Sickcare Will Bankrupt the Nation–And Soon (March 21, 2011)
To cite another example of the distortions which end up costing the nation twice as much for health care (as a percentage of GDP) as competing developed countries such as Australia and Japan: Pittsburgh has almost as many MRI machines as the nation of Canada.According to local media reports, Western Pennsylvania has about 140 MRI machines, while the 32 million residents of Canada share 151 MRI machines. And the machines are getting a lot of use: the number of CT and MRI scans (scans other than old-fashioned X rays) tripled from 85 to 234 per thousand insured people since 1999.
While proponents are quick to note that scans are cheaper than the alternative diagnostic procedures, one firm’s research found that a doctor who owns his own machine is four times as likely to order a scan as a doctor who doesn’t.
As if that wasn’t enough to highlight the self-serving nature of “fee for service” cartels, MRI scanner manufacturer General Electric waged a two-year lobbying campaign to roll back cuts in Medicare reimbursements for scans. While the effort proved unsuccessful due to the intense political pressure to reduce soaring Medicare costs, some critics claim that providers simply made up the reduced reimbursements by increasing the number of tests administered.
The only solution that actually addresses the systemic problem is to get rid of the entire fee-for-service structure and break up the cartels. Healthcare must be reconnected to diet, nutrition, fitness, lifestyle and community, and to education and emotional well-being.
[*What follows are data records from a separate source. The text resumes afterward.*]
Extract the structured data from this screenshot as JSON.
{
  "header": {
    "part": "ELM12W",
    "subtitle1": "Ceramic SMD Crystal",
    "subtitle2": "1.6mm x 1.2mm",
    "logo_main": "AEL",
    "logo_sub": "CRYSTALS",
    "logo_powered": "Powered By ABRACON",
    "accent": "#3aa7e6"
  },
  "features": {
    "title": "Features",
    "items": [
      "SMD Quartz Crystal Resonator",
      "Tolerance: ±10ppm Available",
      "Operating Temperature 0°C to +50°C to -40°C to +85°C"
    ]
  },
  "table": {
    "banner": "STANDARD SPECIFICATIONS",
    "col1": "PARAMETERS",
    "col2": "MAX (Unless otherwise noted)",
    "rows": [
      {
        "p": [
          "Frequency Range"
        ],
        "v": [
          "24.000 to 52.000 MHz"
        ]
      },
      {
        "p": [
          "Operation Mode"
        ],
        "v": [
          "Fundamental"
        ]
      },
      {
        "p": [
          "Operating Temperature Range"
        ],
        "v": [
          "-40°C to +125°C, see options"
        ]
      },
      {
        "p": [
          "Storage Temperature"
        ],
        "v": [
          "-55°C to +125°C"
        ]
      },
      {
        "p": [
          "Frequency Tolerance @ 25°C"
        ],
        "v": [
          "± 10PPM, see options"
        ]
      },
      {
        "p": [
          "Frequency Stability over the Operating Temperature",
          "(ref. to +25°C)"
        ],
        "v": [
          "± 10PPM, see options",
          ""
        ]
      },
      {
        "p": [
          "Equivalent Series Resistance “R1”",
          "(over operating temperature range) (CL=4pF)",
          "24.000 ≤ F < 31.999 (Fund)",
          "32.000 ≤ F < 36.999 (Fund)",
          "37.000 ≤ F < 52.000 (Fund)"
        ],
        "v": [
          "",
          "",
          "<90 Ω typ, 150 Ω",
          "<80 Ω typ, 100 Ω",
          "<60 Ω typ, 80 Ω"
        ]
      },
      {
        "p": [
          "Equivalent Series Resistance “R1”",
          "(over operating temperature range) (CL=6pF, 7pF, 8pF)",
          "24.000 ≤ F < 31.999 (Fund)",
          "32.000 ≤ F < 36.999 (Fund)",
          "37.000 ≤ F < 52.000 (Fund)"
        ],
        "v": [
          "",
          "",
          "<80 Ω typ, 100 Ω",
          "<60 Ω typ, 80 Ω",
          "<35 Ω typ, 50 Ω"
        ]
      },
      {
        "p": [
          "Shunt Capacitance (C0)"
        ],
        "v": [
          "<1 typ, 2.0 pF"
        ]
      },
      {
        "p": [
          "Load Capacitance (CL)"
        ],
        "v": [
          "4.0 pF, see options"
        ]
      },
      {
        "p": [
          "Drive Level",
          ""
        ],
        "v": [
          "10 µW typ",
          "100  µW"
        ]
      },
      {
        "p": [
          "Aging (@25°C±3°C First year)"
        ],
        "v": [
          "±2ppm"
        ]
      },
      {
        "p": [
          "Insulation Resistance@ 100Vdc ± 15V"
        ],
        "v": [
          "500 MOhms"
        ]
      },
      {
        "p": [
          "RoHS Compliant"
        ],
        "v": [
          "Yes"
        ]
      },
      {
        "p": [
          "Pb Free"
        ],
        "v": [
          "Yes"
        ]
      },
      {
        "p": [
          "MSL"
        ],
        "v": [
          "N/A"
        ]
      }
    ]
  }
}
The odds of any of this happening are essentially zero, and so we can safely predict that sickcare will bankrupt the nation (with a helping hand from the Pentagon) within a few years.
While healthcare costs are rising around the developed world due to the demographics of aging and more treatment options, the U.S. sickcare system costs twice as much as our competitors’ systems. In other words, we know that 50% of our sickcare costs are inefficiency, waste and fraud because other nations provide universal healthcare for half of what the U.S. spends per person.
That Which is Unsustainable Will Go Away: Medicare (May 16, 2012)
Healthcare: A Large-Scale Solution (January 4, 2011)
A Sustainable National Healthcare System: Prevention Only (August 20, 2012)
Why “Healthcare Reform” Is Not Reform, Part I (December 28, 2009)
Why “Healthcare Reform” Is Not Reform, Part II (December 29, 2009)
Attacking critics who have taken the time to study the data and trends is not going to magically make these programs sustainable or fix what’s broken. Placing one’s faith in government projections that always forecast high rates of endless growth (because “growth” fixes everything) is embracing delusion.
Reality trumps accounting trickery and delusional projections every time. Let’s see how accurate all the government agency projections (including the SSA Trustees) turn out in September 2015, at the end of fiscal year 2015.